Tampoco me resisto a transcribir al pie de la letra lo que ocurrió cuando hizo su aparición el autobús engalanado que traía a los jóvenes soldados: «Inmediatamente que los divisionarios comenzaron a descender del autocar, no pudieron poner sus pies en el suelo, pues el gentío que en torno a ellos se estacionó se disputaba el honor de levarlos en hombros hasta la iglesia, a lo que los repatriados, dando visibles muestras de emoción inenarrable, contestaban agitando sus brazos en al aire y gritando hasta enronquecer ¡Arriba España! y ¡Viva Franco!...».

Luego, ya se lo imaginan, discursos, cánticos, una medalla de la Virgen de Covadonga para cada uno, un vino español y, a partir de ahí, la vida real, que a unos les fue mejor que a otros.

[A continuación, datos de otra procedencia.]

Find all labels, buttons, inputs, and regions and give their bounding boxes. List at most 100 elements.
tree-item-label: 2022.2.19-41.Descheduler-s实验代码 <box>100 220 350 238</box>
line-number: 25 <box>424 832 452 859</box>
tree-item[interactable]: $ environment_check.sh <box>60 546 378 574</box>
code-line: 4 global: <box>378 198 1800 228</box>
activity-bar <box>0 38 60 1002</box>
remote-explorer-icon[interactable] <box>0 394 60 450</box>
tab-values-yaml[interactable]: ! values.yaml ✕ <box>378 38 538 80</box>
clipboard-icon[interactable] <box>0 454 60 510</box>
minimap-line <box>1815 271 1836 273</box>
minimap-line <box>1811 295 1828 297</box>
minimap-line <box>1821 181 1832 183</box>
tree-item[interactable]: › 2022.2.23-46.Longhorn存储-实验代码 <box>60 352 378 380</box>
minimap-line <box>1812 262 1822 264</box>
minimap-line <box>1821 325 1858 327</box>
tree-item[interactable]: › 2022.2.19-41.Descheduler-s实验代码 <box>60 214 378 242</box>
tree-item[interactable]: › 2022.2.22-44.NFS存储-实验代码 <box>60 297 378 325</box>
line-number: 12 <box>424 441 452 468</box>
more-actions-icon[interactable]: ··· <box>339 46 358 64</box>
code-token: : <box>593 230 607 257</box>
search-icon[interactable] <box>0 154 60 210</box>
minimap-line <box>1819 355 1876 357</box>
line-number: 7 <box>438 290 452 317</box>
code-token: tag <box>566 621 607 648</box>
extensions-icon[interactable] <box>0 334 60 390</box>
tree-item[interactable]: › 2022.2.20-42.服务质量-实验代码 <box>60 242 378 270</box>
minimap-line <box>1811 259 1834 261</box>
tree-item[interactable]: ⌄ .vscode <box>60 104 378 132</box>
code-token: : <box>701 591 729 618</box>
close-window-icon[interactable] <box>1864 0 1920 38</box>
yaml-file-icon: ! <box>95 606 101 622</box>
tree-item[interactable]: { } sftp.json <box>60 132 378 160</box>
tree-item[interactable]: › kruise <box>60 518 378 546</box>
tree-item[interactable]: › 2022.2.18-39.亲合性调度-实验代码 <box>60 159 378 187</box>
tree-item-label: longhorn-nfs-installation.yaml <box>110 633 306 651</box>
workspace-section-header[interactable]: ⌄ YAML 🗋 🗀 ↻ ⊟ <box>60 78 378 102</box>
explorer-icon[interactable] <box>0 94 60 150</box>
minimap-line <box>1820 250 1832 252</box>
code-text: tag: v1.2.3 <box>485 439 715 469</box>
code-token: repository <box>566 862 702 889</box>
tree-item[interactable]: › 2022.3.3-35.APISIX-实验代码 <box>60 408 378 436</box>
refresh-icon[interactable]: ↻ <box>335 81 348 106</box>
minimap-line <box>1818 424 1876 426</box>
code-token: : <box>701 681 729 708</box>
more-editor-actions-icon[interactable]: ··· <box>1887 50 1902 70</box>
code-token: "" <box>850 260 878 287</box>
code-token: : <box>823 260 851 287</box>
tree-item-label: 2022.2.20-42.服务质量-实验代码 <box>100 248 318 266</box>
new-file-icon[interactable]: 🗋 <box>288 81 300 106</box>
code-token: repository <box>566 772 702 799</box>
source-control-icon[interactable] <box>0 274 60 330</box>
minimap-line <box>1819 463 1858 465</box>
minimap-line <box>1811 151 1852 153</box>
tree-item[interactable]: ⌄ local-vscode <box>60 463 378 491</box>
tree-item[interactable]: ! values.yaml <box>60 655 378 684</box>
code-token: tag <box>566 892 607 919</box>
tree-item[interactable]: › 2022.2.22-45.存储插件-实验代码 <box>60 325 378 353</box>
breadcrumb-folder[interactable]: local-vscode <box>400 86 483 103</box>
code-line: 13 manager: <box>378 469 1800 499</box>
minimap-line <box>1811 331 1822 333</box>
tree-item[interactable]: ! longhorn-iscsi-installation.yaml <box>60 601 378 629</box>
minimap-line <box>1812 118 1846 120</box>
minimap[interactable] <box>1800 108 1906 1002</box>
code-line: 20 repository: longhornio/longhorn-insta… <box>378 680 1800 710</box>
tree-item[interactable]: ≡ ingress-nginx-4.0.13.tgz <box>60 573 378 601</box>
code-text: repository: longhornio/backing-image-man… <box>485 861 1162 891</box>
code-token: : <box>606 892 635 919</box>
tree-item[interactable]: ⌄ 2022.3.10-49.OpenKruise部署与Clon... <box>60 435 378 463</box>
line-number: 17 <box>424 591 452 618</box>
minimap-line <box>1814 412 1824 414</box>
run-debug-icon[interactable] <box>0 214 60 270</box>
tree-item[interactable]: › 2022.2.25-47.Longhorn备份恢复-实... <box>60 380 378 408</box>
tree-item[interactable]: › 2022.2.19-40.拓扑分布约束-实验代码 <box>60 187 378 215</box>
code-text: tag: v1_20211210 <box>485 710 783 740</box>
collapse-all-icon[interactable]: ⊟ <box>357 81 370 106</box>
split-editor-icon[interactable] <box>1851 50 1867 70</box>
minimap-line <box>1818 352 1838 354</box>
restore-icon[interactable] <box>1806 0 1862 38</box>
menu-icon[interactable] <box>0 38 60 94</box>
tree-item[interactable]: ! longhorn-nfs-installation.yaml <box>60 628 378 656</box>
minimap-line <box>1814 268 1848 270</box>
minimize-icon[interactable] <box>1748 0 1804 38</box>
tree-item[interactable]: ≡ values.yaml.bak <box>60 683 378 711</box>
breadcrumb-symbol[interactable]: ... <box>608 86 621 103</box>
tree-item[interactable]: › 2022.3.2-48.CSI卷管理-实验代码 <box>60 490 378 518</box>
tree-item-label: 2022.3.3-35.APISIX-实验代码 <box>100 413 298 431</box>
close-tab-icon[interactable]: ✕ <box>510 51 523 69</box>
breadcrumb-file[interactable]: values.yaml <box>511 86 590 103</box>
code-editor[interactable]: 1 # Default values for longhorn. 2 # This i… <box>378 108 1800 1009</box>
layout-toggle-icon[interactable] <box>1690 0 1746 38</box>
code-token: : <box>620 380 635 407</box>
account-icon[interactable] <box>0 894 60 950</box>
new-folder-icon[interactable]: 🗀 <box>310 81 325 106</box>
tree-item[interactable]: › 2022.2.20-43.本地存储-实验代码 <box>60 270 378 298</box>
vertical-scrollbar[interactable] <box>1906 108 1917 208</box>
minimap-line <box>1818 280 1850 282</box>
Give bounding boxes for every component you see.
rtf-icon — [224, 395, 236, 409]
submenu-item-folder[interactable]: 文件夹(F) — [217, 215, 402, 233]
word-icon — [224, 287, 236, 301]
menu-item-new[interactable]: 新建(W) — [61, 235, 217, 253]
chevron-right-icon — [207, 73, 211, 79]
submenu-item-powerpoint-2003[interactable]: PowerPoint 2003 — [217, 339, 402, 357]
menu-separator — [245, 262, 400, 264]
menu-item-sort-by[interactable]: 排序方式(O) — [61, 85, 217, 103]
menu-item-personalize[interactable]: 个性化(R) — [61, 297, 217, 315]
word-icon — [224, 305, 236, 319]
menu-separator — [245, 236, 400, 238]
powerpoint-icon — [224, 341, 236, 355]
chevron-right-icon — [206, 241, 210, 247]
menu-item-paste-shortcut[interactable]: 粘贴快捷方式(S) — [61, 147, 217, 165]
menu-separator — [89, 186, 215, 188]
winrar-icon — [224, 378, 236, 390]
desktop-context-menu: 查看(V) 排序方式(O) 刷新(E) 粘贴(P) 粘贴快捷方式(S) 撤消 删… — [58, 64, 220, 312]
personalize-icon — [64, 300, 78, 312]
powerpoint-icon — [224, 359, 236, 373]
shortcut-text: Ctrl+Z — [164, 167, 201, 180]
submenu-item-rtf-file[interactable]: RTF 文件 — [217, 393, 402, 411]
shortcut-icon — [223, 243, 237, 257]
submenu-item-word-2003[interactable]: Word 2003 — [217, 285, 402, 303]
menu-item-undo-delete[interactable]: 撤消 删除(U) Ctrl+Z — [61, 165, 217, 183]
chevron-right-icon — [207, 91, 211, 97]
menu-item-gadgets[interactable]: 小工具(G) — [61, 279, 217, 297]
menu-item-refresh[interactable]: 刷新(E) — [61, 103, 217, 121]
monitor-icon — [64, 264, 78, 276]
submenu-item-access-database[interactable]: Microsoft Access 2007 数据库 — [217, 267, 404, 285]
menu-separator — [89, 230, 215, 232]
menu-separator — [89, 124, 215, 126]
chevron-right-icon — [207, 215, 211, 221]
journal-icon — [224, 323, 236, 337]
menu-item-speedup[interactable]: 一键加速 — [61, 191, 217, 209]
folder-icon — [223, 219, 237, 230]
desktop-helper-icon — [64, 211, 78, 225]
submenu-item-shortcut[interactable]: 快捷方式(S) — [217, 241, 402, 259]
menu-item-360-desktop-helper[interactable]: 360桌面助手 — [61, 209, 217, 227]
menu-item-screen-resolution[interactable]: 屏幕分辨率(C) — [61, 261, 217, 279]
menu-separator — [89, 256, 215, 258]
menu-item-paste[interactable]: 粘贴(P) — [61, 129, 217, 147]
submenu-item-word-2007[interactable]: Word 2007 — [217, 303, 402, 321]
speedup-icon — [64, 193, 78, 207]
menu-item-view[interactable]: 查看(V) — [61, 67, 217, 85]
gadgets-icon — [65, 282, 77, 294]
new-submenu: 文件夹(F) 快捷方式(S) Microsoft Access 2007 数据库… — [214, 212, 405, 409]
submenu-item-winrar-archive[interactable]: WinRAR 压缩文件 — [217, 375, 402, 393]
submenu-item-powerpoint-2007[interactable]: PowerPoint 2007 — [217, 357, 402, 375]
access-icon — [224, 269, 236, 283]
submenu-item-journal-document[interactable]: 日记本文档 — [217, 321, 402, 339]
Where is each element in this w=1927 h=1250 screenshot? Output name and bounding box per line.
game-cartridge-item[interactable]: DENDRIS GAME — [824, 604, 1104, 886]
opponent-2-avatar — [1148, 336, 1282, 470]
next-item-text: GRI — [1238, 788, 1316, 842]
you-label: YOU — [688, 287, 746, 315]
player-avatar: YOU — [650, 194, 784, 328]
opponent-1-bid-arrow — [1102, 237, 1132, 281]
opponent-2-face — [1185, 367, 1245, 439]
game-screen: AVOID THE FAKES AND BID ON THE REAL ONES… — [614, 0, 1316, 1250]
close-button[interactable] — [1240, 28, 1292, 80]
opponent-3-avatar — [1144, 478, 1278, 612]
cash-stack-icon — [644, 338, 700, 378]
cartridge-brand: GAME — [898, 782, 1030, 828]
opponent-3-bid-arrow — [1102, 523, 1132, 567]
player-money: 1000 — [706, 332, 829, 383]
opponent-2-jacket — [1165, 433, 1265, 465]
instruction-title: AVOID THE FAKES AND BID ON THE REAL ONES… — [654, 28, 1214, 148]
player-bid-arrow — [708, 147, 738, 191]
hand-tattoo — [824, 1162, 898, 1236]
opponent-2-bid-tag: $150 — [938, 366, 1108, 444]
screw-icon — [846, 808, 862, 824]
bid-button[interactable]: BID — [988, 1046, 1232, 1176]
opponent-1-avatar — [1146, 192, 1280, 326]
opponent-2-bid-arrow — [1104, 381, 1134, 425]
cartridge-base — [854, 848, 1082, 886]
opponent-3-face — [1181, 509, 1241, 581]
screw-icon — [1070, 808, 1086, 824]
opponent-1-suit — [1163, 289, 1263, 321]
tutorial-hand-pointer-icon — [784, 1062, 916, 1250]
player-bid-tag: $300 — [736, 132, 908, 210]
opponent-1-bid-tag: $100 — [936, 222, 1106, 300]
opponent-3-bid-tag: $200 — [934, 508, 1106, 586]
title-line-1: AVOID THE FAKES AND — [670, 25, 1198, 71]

En Rusia habían quedado los camaradas muertos, alguna novia de guerra, la desazón de las conferencias obligatorias de reeducación política a las que una minoría acabó sucumbiendo ingresando en el Club Antifascista para ayudar en los interrogatorios a sus antiguos compañeros; el hacinamiento en barracones insalubres; los trabajos forzados; el hambre paliado por una dieta insuficiente basada en 600 gramos de pan de salvado y avena, sopas y purés, algo de pescado salado y en rarísimas ocasiones algo de carne, complementadas con una ración suplementaria diaria de 17 gramos de azúcar, 5 de tabaco y 17 de grasa. Pero lo importante era que ya estaban en casa. Cuando habían pasado veinticinco años, la División Azul mantenía abierta su sede en Oviedo, justo enfrente de la facultad de Filosofía y Letras, y ofrecía un menú muy barato que algunos estudiantes no dudábamos en frecuentar, eso sí, cumpliendo las normas que nos impuso la mujer que regentaba la cocina: respeto a los veteranos, que estaban en su casa, ningún comentario sobre la simbología que adornaba sus paredes, no hablar en alto de política y ser discretos con las pegatinas que solíamos lucir en las ropas y en las carpetas.

Salvo en casos muy contados, nunca hubo incidentes, ellos a lo suyo y nosotros a lo nuestro; incluso hubo noches en las que llegamos a compartir una botella con algún excombatiente y recuerdo la sinceridad de su conversación, seguramente porque sabía que quien le escuchaba no le iba a hacer ningún reproche. Allí aprendí que haber sido un héroe no garantiza una vida fácil y que en pocos años puede volverse un inconveniente.